🤖 AI Summary
This work addresses the instability in Euler angle regression caused by angular discontinuities and singularities, which particularly degrades performance in bounded rotation modeling tasks such as joint-space representation. For the first time, Kolmogorov–Arnold Networks (KANs) are introduced to this problem, combined with range-aware Euler angle modeling. The authors demonstrate that regression functions over bounded angular intervals exhibit an approximately additive structure, enabling the design of a more suitable network architecture. By replacing conventional fixed activation functions with KAN’s learnable spline-based edge functions, the proposed method significantly enhances approximation capability. Empirical evaluations across rotation regression, object pose estimation, and inverse kinematics for both robotic and human articulation consistently show marked improvements in accuracy, convergence speed, and computational efficiency.
📝 Abstract
In many real-world systems, including articulated robots and biomechanical models, rotations are defined in joint space and naturally parameterized by Euler angles with bounded ranges. Yet regressing Euler angles remains challenging, as their discontinuities and singularities often destabilize training. In this work, we revisit Euler-angle regression and show that its effectiveness depends critically on the interaction between rotation representation, regression architecture, and domain constraints.
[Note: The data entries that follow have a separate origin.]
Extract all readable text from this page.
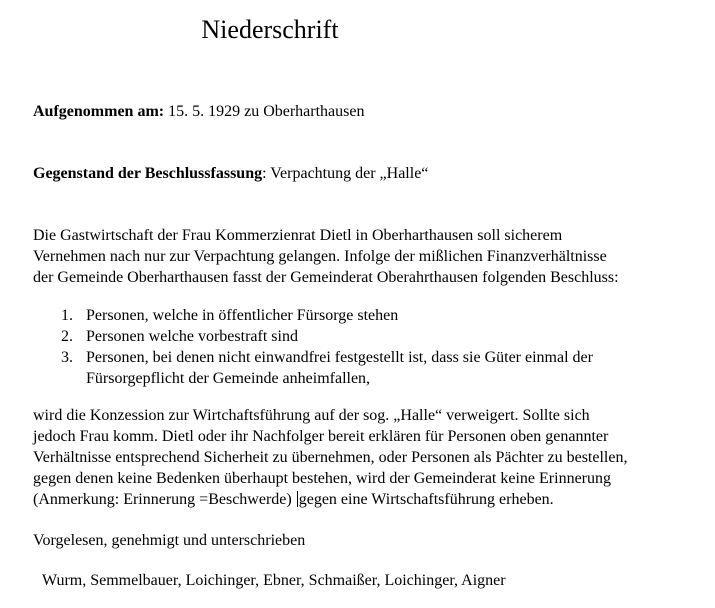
Niederschrift

Aufgenommen am: 15. 5. 1929 zu Oberharthausen

Gegenstand der Beschlussfassung: Verpachtung der „Halle“

Die Gastwirtschaft der Frau Kommerzienrat Dietl in Oberharthausen soll sicherem
Vernehmen nach nur zur Verpachtung gelangen. Infolge der mißlichen Finanzverhältnisse
der Gemeinde Oberharthausen fasst der Gemeinderat Oberahrthausen folgenden Beschluss:

1. Personen, welche in öffentlicher Fürsorge stehen
2. Personen welche vorbestraft sind
3. Personen, bei denen nicht einwandfrei festgestellt ist, dass sie Güter einmal der
Fürsorgepflicht der Gemeinde anheimfallen,

wird die Konzession zur Wirtchaftsführung auf der sog. „Halle“ verweigert. Sollte sich
jedoch Frau komm. Dietl oder ihr Nachfolger bereit erklären für Personen oben genannter
Verhältnisse entsprechend Sicherheit zu übernehmen, oder Personen als Pächter zu bestellen,
gegen denen keine Bedenken überhaupt bestehen, wird der Gemeinderat keine Erinnerung
(Anmerkung: Erinnerung =Beschwerde) gegen eine Wirtschaftsführung erheben.

Vorgelesen, genehmigt und unterschrieben

Wurm, Semmelbauer, Loichinger, Ebner, Schmaißer, Loichinger, Aigner
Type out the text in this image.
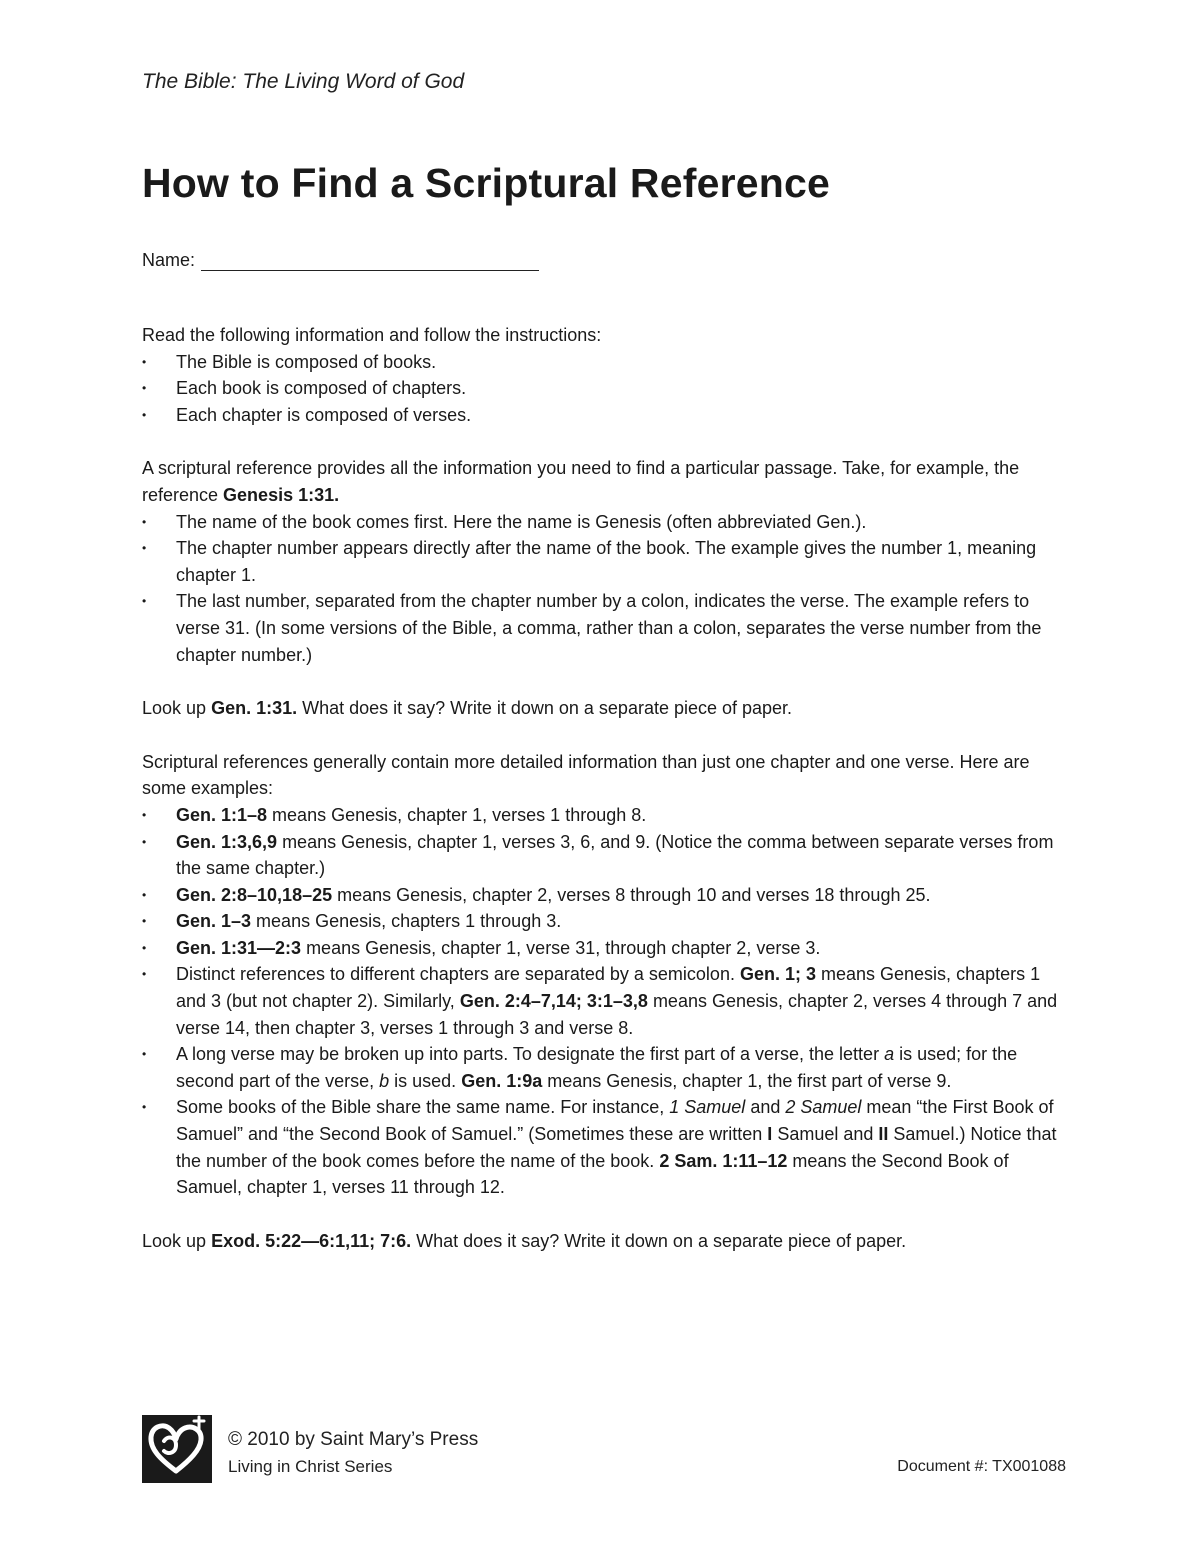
The Bible: The Living Word of God
How to Find a Scriptural Reference
Name:

Read the following information and follow the instructions:

• The Bible is composed of books.
• Each book is composed of chapters.
• Each chapter is composed of verses.

A scriptural reference provides all the information you need to find a particular passage. Take, for example, the reference Genesis 1:31.

• The name of the book comes first. Here the name is Genesis (often abbreviated Gen.).
• The chapter number appears directly after the name of the book. The example gives the number 1, meaning chapter 1.
• The last number, separated from the chapter number by a colon, indicates the verse. The example refers to verse 31. (In some versions of the Bible, a comma, rather than a colon, separates the verse number from the chapter number.)

Look up Gen. 1:31. What does it say? Write it down on a separate piece of paper.

Scriptural references generally contain more detailed information than just one chapter and one verse. Here are some examples:

• Gen. 1:1–8 means Genesis, chapter 1, verses 1 through 8.
• Gen. 1:3,6,9 means Genesis, chapter 1, verses 3, 6, and 9. (Notice the comma between separate verses from the same chapter.)
• Gen. 2:8–10,18–25 means Genesis, chapter 2, verses 8 through 10 and verses 18 through 25.
• Gen. 1–3 means Genesis, chapters 1 through 3.
• Gen. 1:31—2:3 means Genesis, chapter 1, verse 31, through chapter 2, verse 3.
• Distinct references to different chapters are separated by a semicolon. Gen. 1; 3 means Genesis, chapters 1 and 3 (but not chapter 2). Similarly, Gen. 2:4–7,14; 3:1–3,8 means Genesis, chapter 2, verses 4 through 7 and verse 14, then chapter 3, verses 1 through 3 and verse 8.
• A long verse may be broken up into parts. To designate the first part of a verse, the letter a is used; for the second part of the verse, b is used. Gen. 1:9a means Genesis, chapter 1, the first part of verse 9.
• Some books of the Bible share the same name. For instance, 1 Samuel and 2 Samuel mean “the First Book of Samuel” and “the Second Book of Samuel.” (Sometimes these are written I Samuel and II Samuel.) Notice that the number of the book comes before the name of the book. 2 Sam. 1:11–12 means the Second Book of Samuel, chapter 1, verses 11 through 12.

Look up Exod. 5:22—6:1,11; 7:6. What does it say? Write it down on a separate piece of paper.

© 2010 by Saint Mary’s Press
Living in Christ Series	Document #: TX001088
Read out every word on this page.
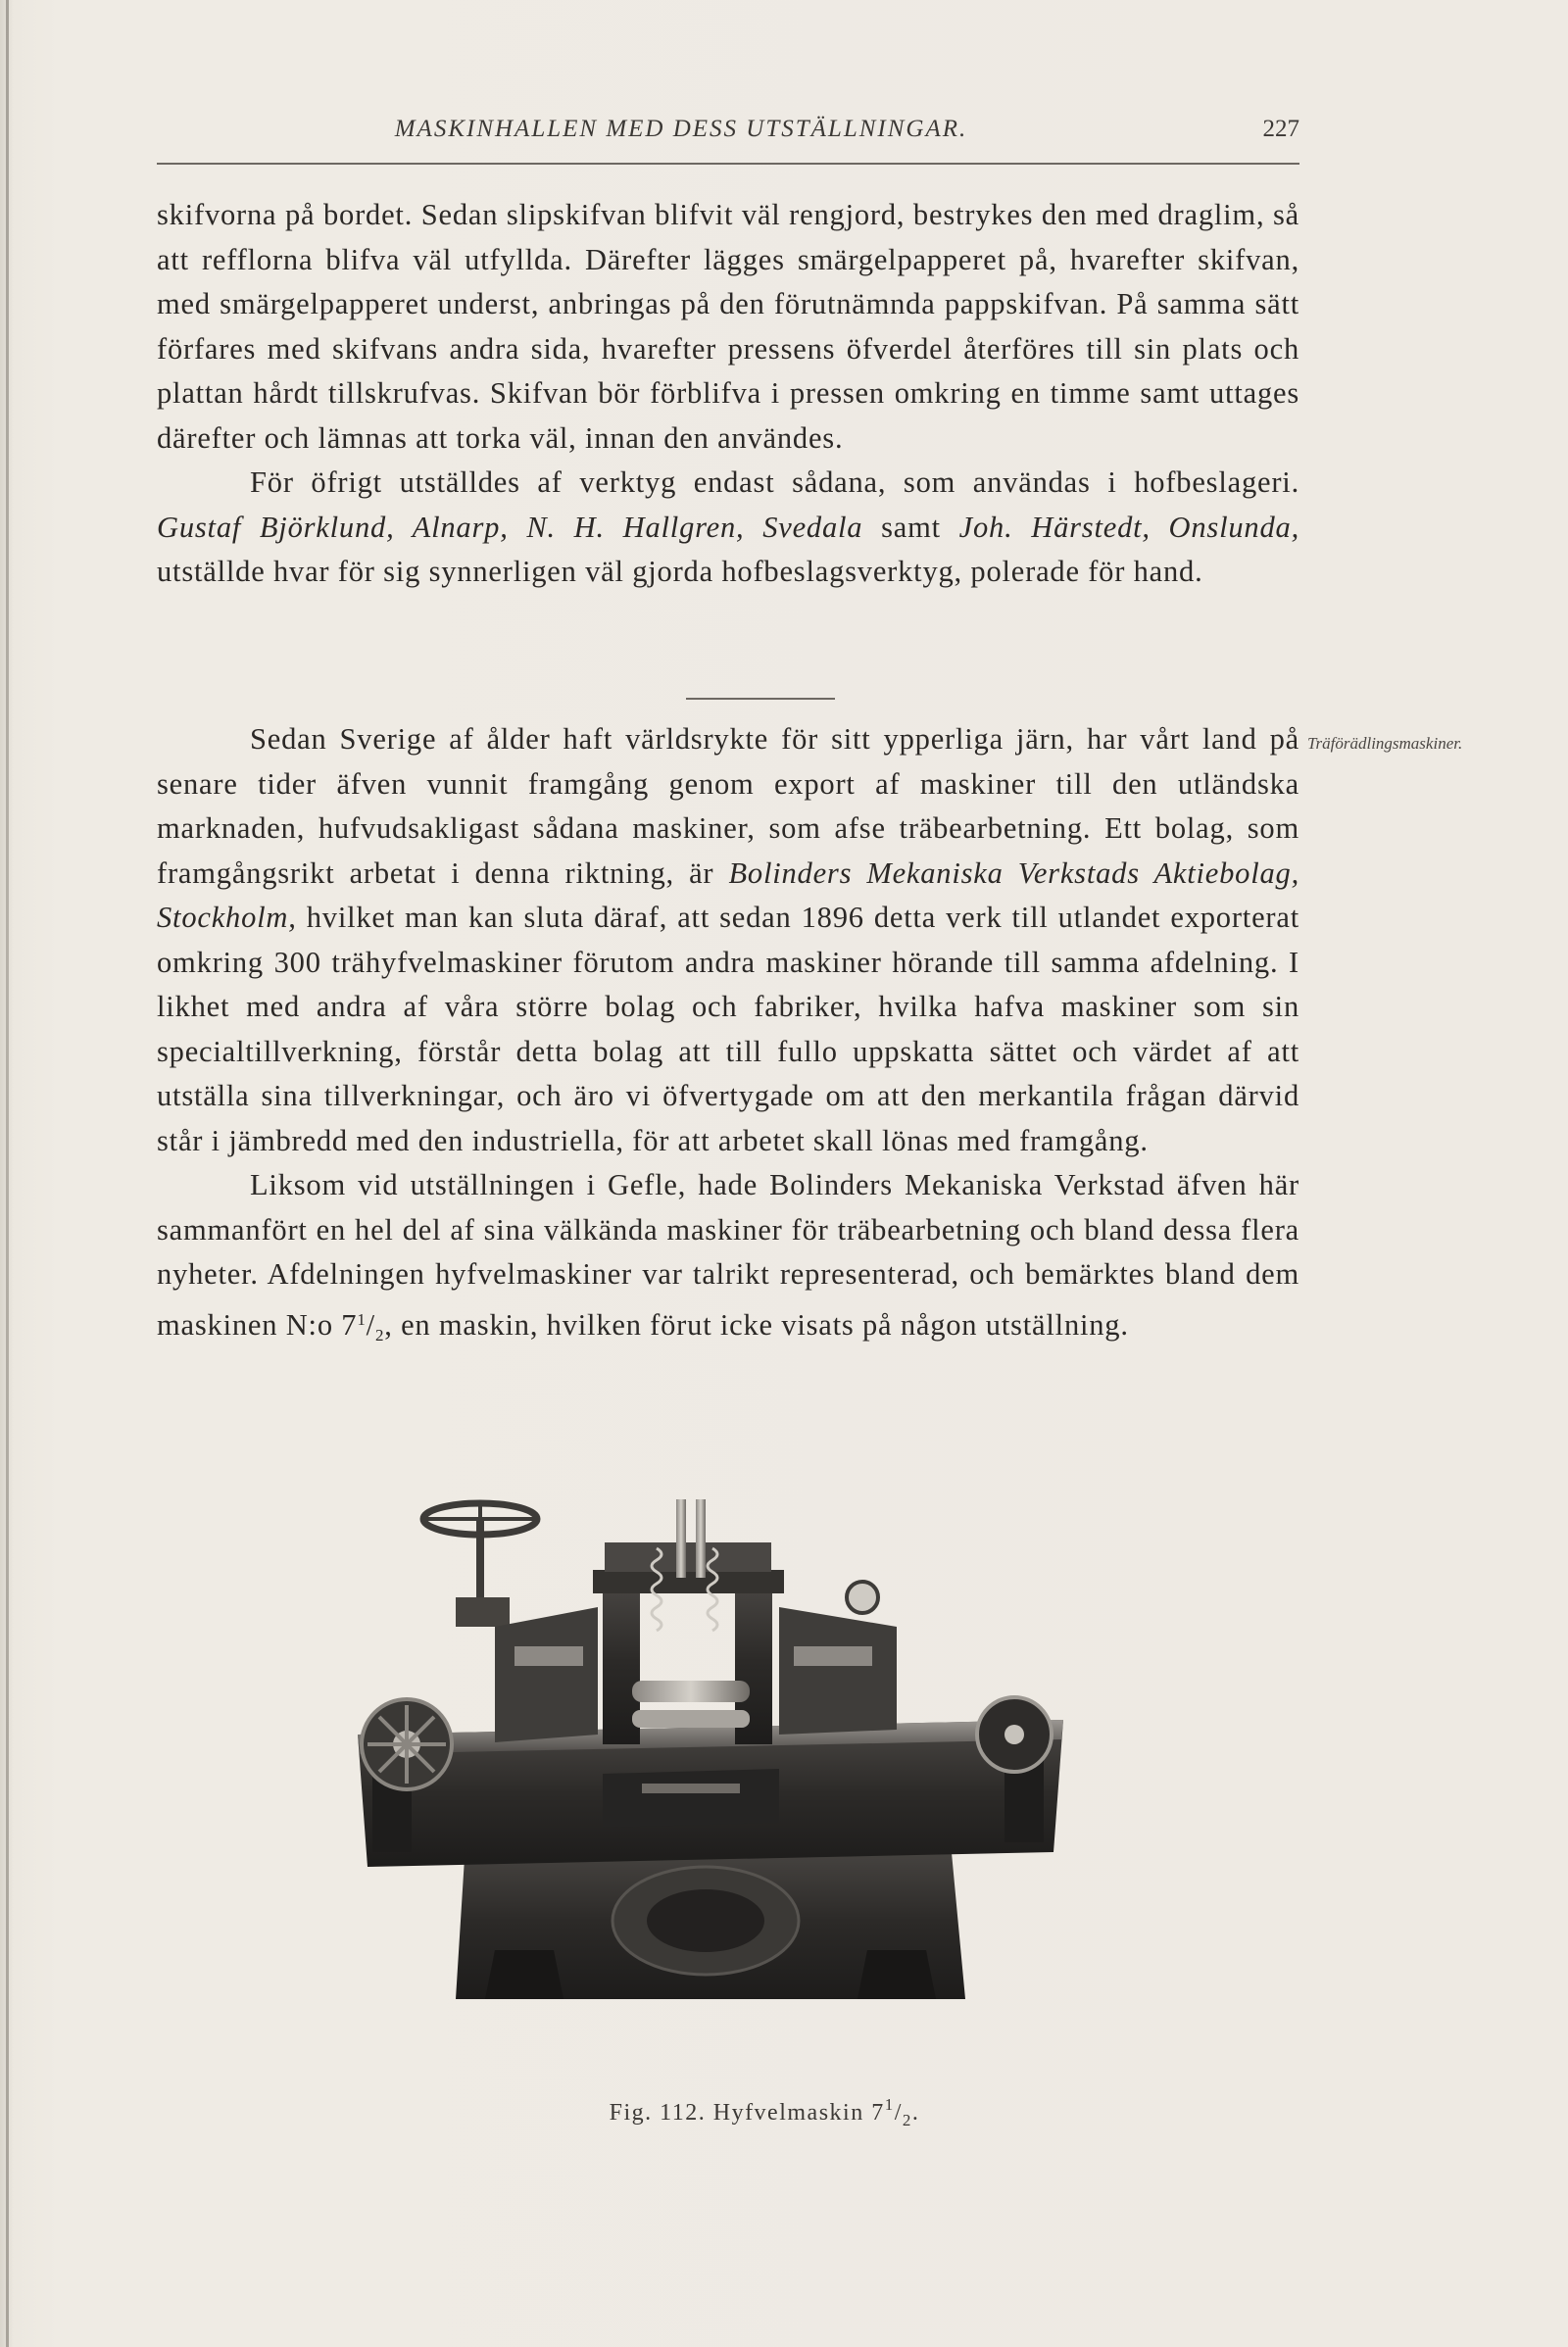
MASKINHALLEN MED DESS UTSTÄLLNINGAR.	227

skifvorna på bordet. Sedan slipskifvan blifvit väl rengjord, bestrykes den med draglim, så att refflorna blifva väl utfyllda. Därefter lägges smärgelpapperet på, hvarefter skifvan, med smärgelpapperet underst, anbringas på den förutnämnda pappskifvan. På samma sätt förfares med skifvans andra sida, hvarefter pressens öfverdel återföres till sin plats och plattan hårdt tillskrufvas. Skifvan bör förblifva i pressen omkring en timme samt uttages därefter och lämnas att torka väl, innan den användes.

För öfrigt utställdes af verktyg endast sådana, som användas i hofbeslageri. Gustaf Björklund, Alnarp, N. H. Hallgren, Svedala samt Joh. Härstedt, Onslunda, utställde hvar för sig synnerligen väl gjorda hofbeslagsverktyg, polerade för hand.

Träförädlingsmaskiner.

Sedan Sverige af ålder haft världsrykte för sitt ypperliga järn, har vårt land på senare tider äfven vunnit framgång genom export af maskiner till den utländska marknaden, hufvudsakligast sådana maskiner, som afse träbearbetning. Ett bolag, som framgångsrikt arbetat i denna riktning, är Bolinders Mekaniska Verkstads Aktiebolag, Stockholm, hvilket man kan sluta däraf, att sedan 1896 detta verk till utlandet exporterat omkring 300 trähyfvelmaskiner förutom andra maskiner hörande till samma afdelning. I likhet med andra af våra större bolag och fabriker, hvilka hafva maskiner som sin specialtillverkning, förstår detta bolag att till fullo uppskatta sättet och värdet af att utställa sina tillverkningar, och äro vi öfvertygade om att den merkantila frågan därvid står i jämbredd med den industriella, för att arbetet skall lönas med framgång.

Liksom vid utställningen i Gefle, hade Bolinders Mekaniska Verkstad äfven här sammanfört en hel del af sina välkända maskiner för träbearbetning och bland dessa flera nyheter. Afdelningen hyfvelmaskiner var talrikt representerad, och bemärktes bland dem maskinen N:o $7^1/_2$, en maskin, hvilken förut icke visats på någon utställning.

Fig. 112. Hyfvelmaskin $7^1/_2$.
We introduce a new framework that combines range-aware Euler modeling with Kolmogorov-Arnold Networks (KAN), which replace fixed node-wise activations with learnable univariate functions on edges. We further provide theoretical analysis indicating that bounded Euler ranges motivate a near-additive structure in the regression function, which favors the additive functional form of KAN, and we confirm this trend empirically. Extensive experiments on controlled rotation regression, object pose estimation, and robotic and human inverse kinematics demonstrate consistent improvements in accuracy, convergence, and efficiency. The code will be publicly available.